Background and Purpose: The genetic architecture of cardioembolic stroke (CES) is still poorly understood. Atrial fibrillation (AF) is the main cause of CES, with which it shares heritability. We aimed to discover novel loci associated with CES by performing a Multitrait Analysis of the GWAS (MTAG) with atrial fibrillation genetic data. Methods: For the MTAG analysis we used the MEGASTROKE cohort, which comprises European patients with CES and controls (n=362,661) and an AF cohort composed of 1,030,836 subjects. Regional genetic pleiotropy of the significant results was explored using an alternative Bayesian approach with GWAS-pairwise method. A replication was performed in an independent European cohort comprising 9,105 subjects using a Genome Wide Association Study (GWAS). Results: MTAG-CES analysis revealed 40 novel and significant loci (p-value<5x10-8) associated with CES, four of which had not previously been associated with AF. A significant replication was assessed for eight novel loci: CAV1, IGF1R, KIAA1755, NEURL1, PRRX1, SYNE2, TEX41 and WIPF1, showing a p-value<0.05 in the CES vs controls independent analysis.
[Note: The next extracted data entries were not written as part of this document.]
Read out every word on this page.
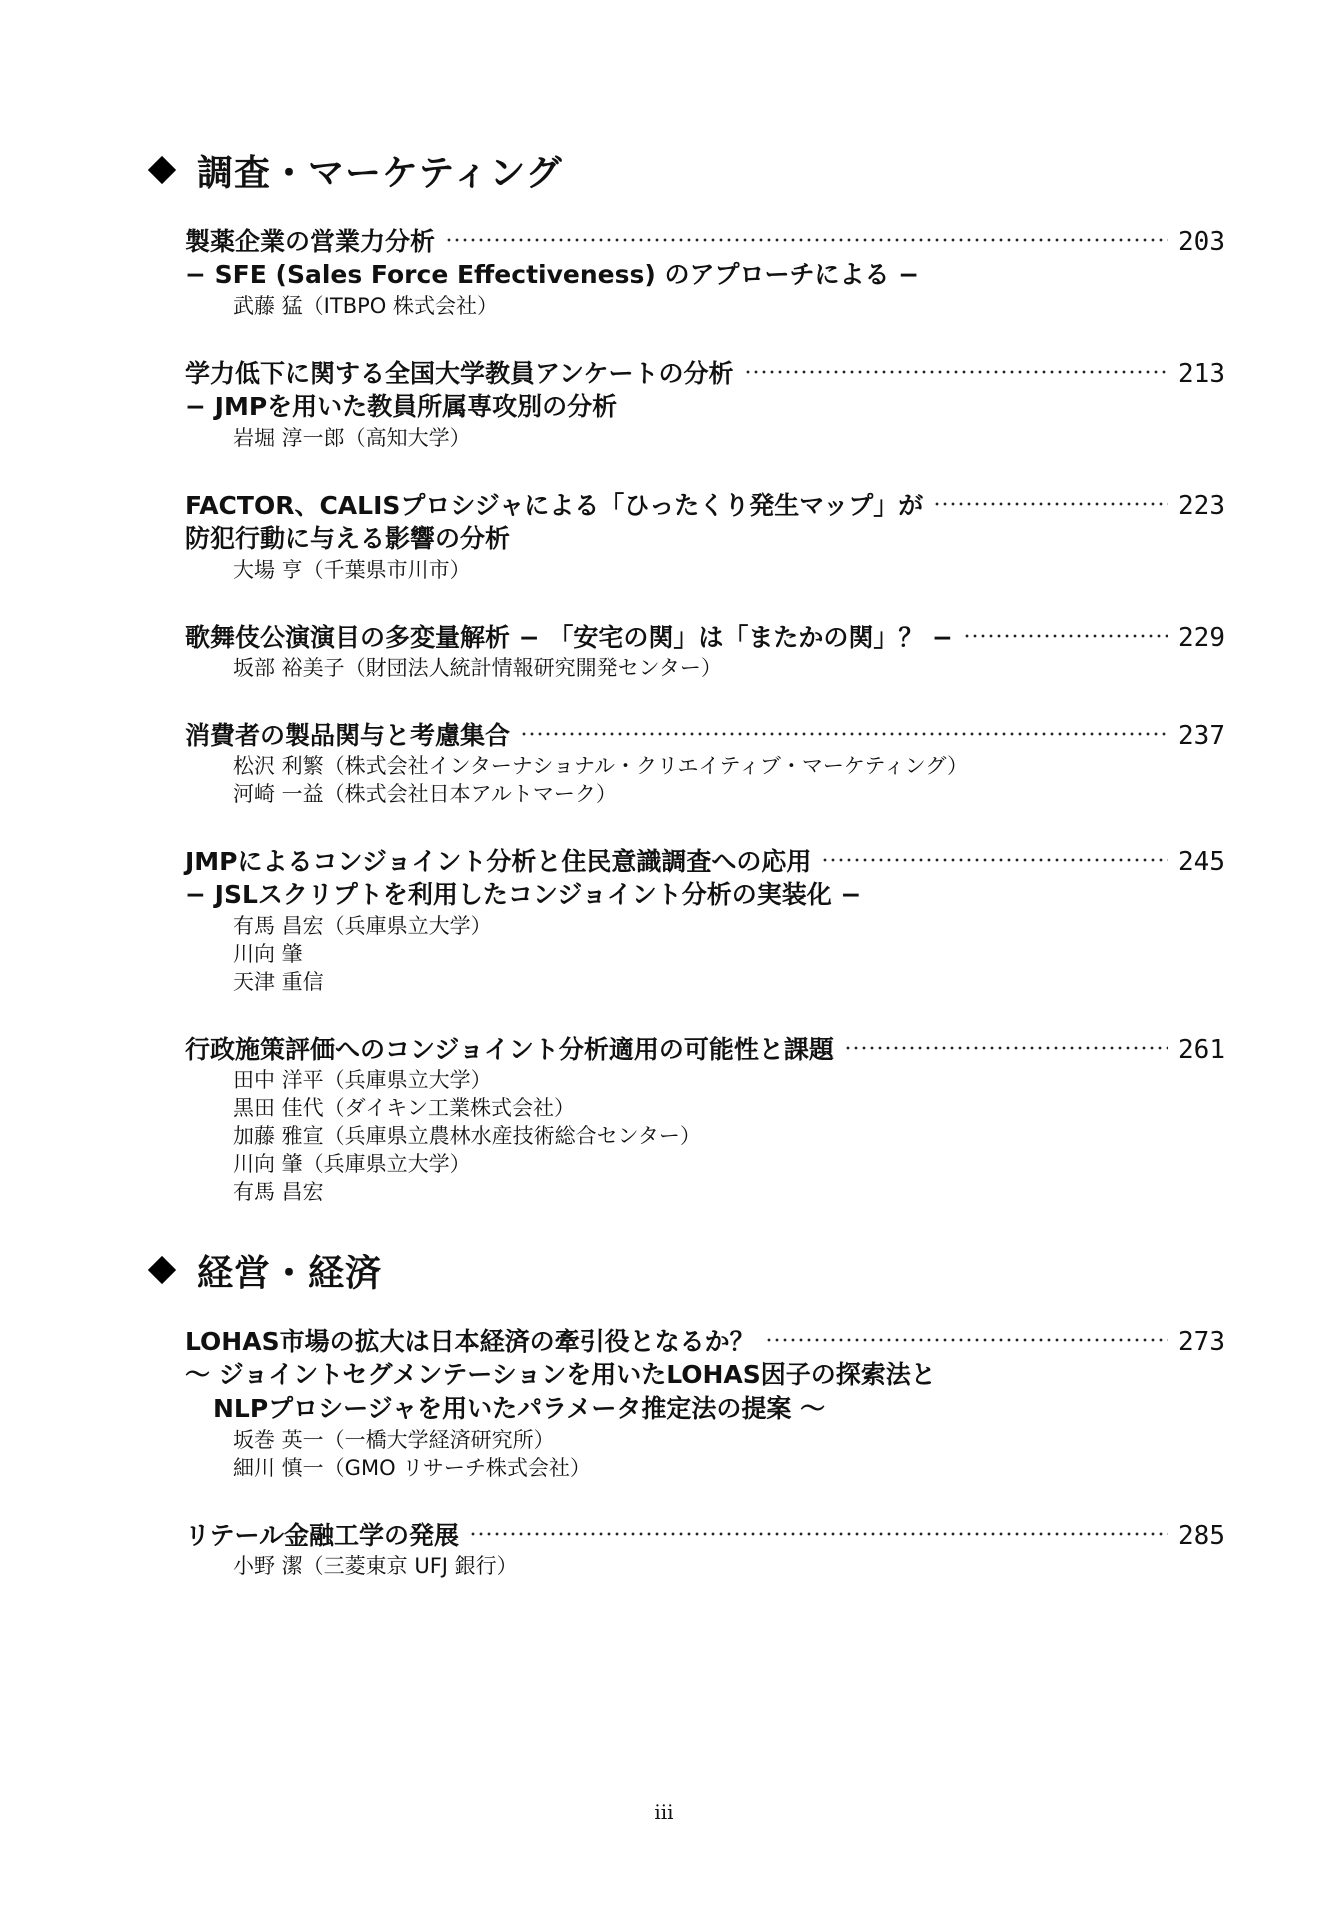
調査・マーケティング
製薬企業の営業力分析	203
− SFE (Sales Force Effectiveness) のアプローチによる −
武藤 猛（ITBPO 株式会社）
学力低下に関する全国大学教員アンケートの分析	213
− JMPを用いた教員所属専攻別の分析
岩堀 淳一郎（高知大学）
FACTOR、CALISプロシジャによる「ひったくり発生マップ」が	223
防犯行動に与える影響の分析
大場 亨（千葉県市川市）
歌舞伎公演演目の多変量解析 − 「安宅の関」は「またかの関」？ −	229
坂部 裕美子（財団法人統計情報研究開発センター）
消費者の製品関与と考慮集合	237
松沢 利繁（株式会社インターナショナル・クリエイティブ・マーケティング）
河崎 一益（株式会社日本アルトマーク）
JMPによるコンジョイント分析と住民意識調査への応用	245
− JSLスクリプトを利用したコンジョイント分析の実装化 −
有馬 昌宏（兵庫県立大学）
川向 肇
天津 重信
行政施策評価へのコンジョイント分析適用の可能性と課題	261
田中 洋平（兵庫県立大学）
黒田 佳代（ダイキン工業株式会社）
加藤 雅宣（兵庫県立農林水産技術総合センター）
川向 肇（兵庫県立大学）
有馬 昌宏
経営・経済
LOHAS市場の拡大は日本経済の牽引役となるか？	273
～ ジョイントセグメンテーションを用いたLOHAS因子の探索法と
NLPプロシージャを用いたパラメータ推定法の提案 ～
坂巻 英一（一橋大学経済研究所）
細川 慎一（GMO リサーチ株式会社）
リテール金融工学の発展	285
小野 潔（三菱東京 UFJ 銀行）
iii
KIAA1755, a locus not previously described associated with AF. Interestingly, 51 AF risk loci were not associated with CES according to GWAS-pairwise analysis. Gene Ontology (GO) analysis revealed that these exclusive AF genes from the 51 loci participate in processes related mainly to cardiac development, whereas genes associated with AF and CES participate mainly in muscle contraction and the conduction of electrical impulses. Conclusions: We found eight new loci associated with CES. In addition, this study provides novel insights into the pathogenesis of CES, highlighting multiple candidate genes for future functional experiments.